PenCom clarified that the decision is a one-off exception, issued in light of Dangote Refinery’s economic importance and strong investment fundamentals.
The new policy permits PFAs to invest in the IPO, bypassing the usual requirements for corporate profitability and dividend history that are typically mandatory for PFA investments.
The circular emphasised that the regulatory body carefully considered the strategic significance of the Dangote Refinery, which is part of a broader $40 billion expansion project in oil refining, fertiliser production, and other industries.
The Commission also highlighted the refinery’s strong financial backing and the established performance record of Dangote Industries Limited, its majority shareholder.
The circular said “The Commission has carefully evaluated the strategic investment opportunity and the economic impact of the proposed Initial Public Offering (IPO) of Dangote Petroleum Refinery & Petrochemicals FZE (DPRP) on the pension industry and the wider economy.
“In light of these considerations, the Commission has reviewed the request for a special dispensation that would permit Pension Fund Administrators (PFAs) to invest pension fund assets in the IPO”.

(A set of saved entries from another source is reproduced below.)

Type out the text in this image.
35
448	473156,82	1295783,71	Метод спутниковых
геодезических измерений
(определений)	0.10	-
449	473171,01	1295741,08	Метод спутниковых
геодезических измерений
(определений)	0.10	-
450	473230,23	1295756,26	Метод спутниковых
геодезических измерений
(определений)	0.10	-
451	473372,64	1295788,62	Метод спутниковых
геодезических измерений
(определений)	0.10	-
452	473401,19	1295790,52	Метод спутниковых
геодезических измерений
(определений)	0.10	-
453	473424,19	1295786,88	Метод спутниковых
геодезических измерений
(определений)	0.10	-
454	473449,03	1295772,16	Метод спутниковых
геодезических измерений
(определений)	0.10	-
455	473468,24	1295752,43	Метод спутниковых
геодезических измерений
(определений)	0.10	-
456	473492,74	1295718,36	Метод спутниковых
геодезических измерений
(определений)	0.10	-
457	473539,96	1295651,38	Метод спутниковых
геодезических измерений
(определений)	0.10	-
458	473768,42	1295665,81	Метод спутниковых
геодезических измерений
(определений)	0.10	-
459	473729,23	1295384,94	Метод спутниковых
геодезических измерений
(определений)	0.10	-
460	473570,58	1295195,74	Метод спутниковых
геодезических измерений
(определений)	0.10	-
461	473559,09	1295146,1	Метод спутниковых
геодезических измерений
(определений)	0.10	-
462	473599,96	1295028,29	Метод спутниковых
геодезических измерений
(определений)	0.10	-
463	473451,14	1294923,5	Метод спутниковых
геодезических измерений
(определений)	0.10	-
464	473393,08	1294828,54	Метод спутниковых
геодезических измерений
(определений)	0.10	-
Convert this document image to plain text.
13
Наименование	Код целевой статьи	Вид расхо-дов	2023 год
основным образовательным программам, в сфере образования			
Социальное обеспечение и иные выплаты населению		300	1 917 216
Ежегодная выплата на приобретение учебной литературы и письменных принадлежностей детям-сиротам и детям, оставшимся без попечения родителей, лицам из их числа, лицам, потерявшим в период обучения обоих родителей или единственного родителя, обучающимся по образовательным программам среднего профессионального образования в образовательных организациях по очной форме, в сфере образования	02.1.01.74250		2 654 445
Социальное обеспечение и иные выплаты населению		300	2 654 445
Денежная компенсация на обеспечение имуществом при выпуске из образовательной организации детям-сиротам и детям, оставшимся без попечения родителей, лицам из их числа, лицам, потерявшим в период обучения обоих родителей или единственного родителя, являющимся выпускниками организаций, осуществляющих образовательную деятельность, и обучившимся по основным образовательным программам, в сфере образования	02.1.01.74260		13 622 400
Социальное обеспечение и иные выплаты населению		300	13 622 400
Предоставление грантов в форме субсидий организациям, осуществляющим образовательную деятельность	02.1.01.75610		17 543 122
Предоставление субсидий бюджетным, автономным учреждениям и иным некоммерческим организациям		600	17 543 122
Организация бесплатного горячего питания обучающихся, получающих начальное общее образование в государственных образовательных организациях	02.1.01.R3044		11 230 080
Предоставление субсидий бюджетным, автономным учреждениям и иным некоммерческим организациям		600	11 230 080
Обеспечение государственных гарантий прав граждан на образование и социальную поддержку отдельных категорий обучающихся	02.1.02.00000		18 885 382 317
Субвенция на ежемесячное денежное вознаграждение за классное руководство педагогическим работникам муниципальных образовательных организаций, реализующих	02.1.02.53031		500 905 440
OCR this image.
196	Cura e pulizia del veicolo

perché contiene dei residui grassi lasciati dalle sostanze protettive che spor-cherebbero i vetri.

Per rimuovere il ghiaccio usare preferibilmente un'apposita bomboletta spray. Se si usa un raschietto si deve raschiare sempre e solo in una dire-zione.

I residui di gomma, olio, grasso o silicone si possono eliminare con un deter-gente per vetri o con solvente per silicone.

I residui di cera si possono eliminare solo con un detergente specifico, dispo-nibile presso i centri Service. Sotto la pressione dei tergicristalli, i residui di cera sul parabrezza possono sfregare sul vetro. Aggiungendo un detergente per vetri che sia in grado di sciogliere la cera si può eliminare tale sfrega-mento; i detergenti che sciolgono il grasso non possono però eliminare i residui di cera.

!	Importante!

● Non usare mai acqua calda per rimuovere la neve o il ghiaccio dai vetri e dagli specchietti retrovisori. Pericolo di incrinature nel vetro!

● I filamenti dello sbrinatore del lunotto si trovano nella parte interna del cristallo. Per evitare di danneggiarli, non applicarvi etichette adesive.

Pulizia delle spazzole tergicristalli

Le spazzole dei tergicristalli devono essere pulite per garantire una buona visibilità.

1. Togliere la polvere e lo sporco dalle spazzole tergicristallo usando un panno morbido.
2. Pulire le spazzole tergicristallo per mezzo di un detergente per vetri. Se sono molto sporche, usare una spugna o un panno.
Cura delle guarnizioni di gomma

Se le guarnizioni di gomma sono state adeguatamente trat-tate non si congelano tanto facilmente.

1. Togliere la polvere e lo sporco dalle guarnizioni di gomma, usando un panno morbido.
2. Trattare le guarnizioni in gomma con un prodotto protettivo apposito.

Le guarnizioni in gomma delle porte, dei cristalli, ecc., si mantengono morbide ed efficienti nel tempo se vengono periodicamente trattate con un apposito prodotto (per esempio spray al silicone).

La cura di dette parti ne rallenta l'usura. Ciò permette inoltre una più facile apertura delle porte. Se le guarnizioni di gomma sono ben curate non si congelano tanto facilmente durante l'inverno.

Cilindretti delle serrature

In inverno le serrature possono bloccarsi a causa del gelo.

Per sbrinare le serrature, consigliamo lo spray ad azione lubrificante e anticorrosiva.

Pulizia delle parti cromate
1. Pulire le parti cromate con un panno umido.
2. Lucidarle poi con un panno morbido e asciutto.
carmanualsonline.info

PenCom acknowledged Dangote Refinery’s role in advancing Nigeria’s oil sector and its potential to driving broader economic growth.
It confirmed that the waiver does not set a precedent for future IPOs but is a specific and singular exception due to the refinery’s large-scale impact on Nigeria’s economy.
It would be noted that the Dangote Refinery IPO is set to open in mid-2026 and will offer approximately 10% of the company’s equity to the public.
This move is part of Dangote Group’s strategy to raise funds for further industrial expansion.
The IPO is expected to be one of the largest public offerings in Africa, with the refinery’s valuation potentially reaching $50 billion (about N70 trillion).